I am so, so sorry for your loss. It is not comparable at all but I am going through a breakup with the person I thought was the one, and my best friend’s advice was to just feel all the feelings and cry all the tears, because you won’t cry forever, and you will get through it, even when it feels like you won’t. Pushing it aside or trying to be okay or trying to be “strong” and not feel it won’t help anything, and it is okay to feel and cry and rage and do whatever you need to do to get through these first weeks. And from the loss of my grandparents, I remember that grief also coming in waves, and sometimes they’ll consume you, and other times they will ebb. And in the moments they ebb, perhaps you can do one tiny thing to take care of yourself, whether it’s a good meal or your favorite song or a shower, etc.
thank you that means a lot, I’m so sorry you’ve suffered too.
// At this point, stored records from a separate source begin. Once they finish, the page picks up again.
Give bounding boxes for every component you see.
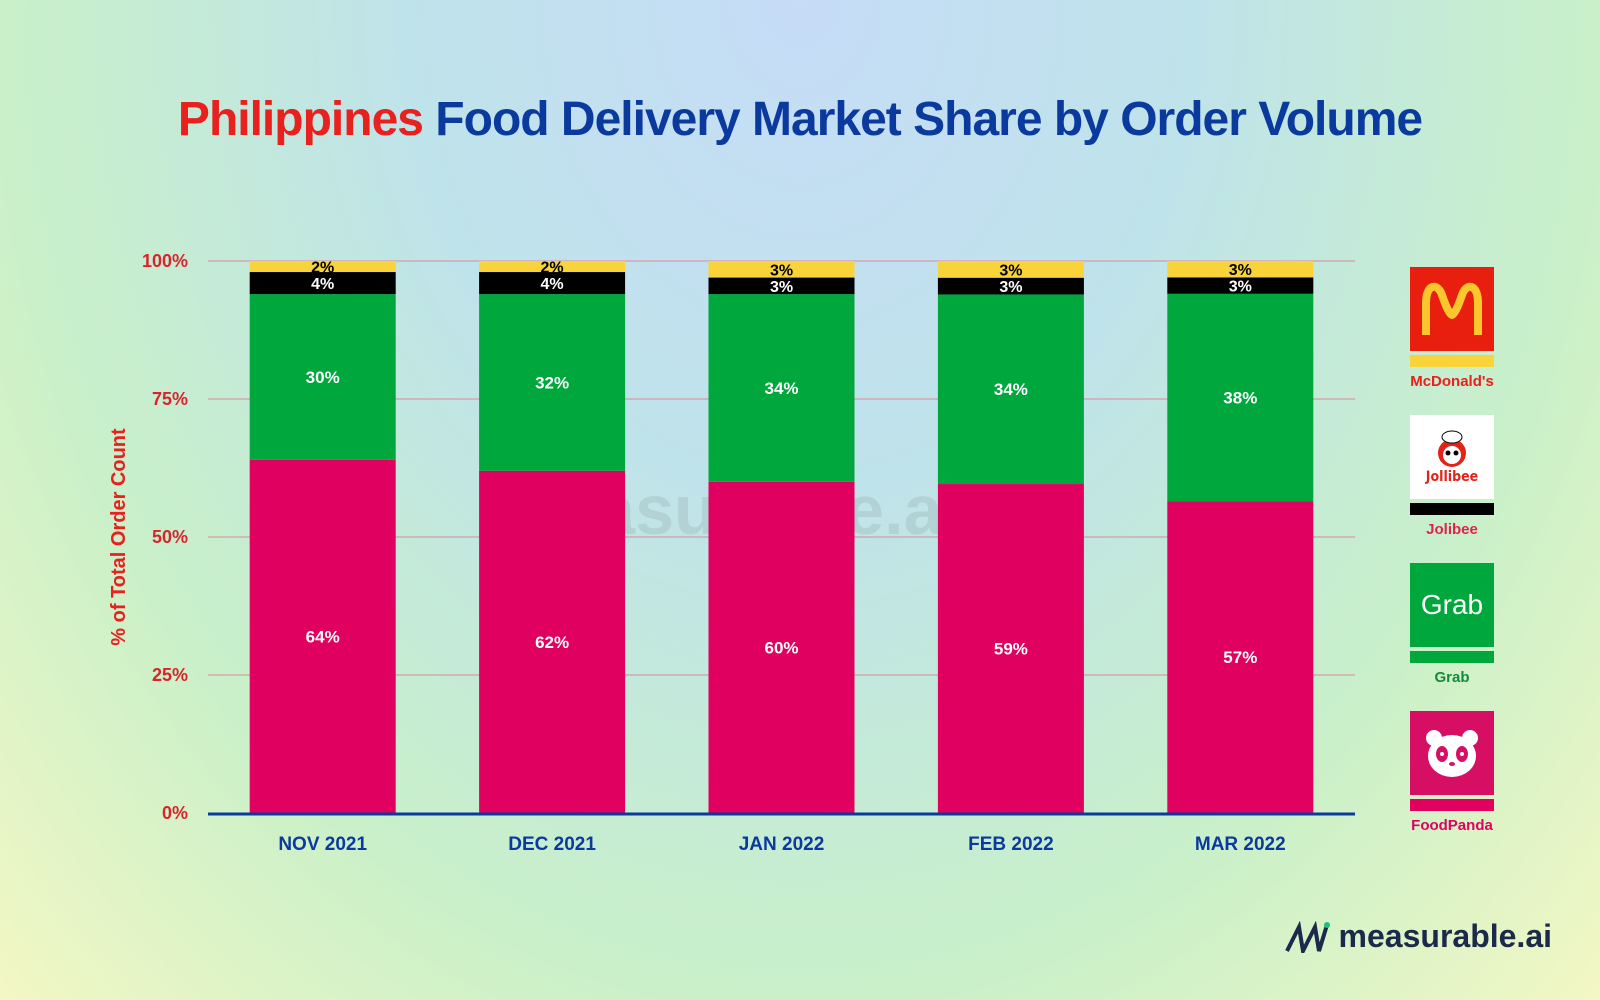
x-tick-label: FEB 2022: [968, 834, 1054, 855]
data-label: 4%: [311, 276, 334, 293]
data-label: 3%: [770, 262, 793, 279]
bar-segment-grab: [1167, 293, 1314, 502]
legend-swatch: [1410, 355, 1494, 367]
data-label: 3%: [1229, 262, 1252, 279]
legend-swatch: [1410, 503, 1494, 515]
bar-segment-grab: [937, 294, 1084, 485]
foodpanda-logo-icon: [1410, 711, 1494, 795]
bar-segment-mcdonalds: [937, 261, 1084, 278]
brand-logo: measurable.ai: [1284, 918, 1552, 955]
bar-segment-jolibee: [1167, 277, 1314, 294]
legend-swatch: [1410, 799, 1494, 811]
x-tick-label: JAN 2022: [739, 834, 825, 855]
data-label: 2%: [541, 260, 564, 277]
bar-segment-foodpanda: [708, 481, 855, 813]
bar-segment-grab: [249, 294, 396, 460]
chart-title: Philippines Food Delivery Market Share b…: [0, 92, 1600, 147]
bar-segment-mcdonalds: [479, 261, 626, 273]
x-tick-label: DEC 2021: [508, 834, 596, 855]
measurable-logo-icon: [1284, 920, 1330, 953]
data-label: 3%: [999, 262, 1022, 279]
y-axis-label: % of Total Order Count: [108, 428, 130, 646]
bar-segment-foodpanda: [1167, 501, 1314, 813]
y-tick-label: 25%: [152, 665, 188, 685]
data-label: 62%: [535, 633, 569, 652]
bar-segment-foodpanda: [937, 484, 1084, 813]
data-label: 4%: [541, 276, 564, 293]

Midwife of the Soul by Elena Mikhalkova. My grandmother once gave me a tip: In difficult times, you move forward in small steps. Do what you have to do, but little by little. Don’t think about the future, or what happens tomorrow. Wash the dishes. Remove the dust. Write a letter. Make a soup. You see? You are advancing step by step. Take a step and stop. Rest a little. Praise yourself. Take another step. You won’t notice, but your steps will grow more and more. And the time will come when you can think about the future without crying.
thank you that helps so much
This is my worst fear as an expat, too. Ride the waves for the days, weeks and months, keeping in mind that the pain will dull with time. Stay strong ❤
I am so sorry for your loss. In grief, you find words don’t express what you need them to. At my parents funerals, i heard the standard platitudes, and you realise they have a comfort in their familiarity. Keep yourself safe, there isn’t a right or wrong in how you will grieve, this is your path.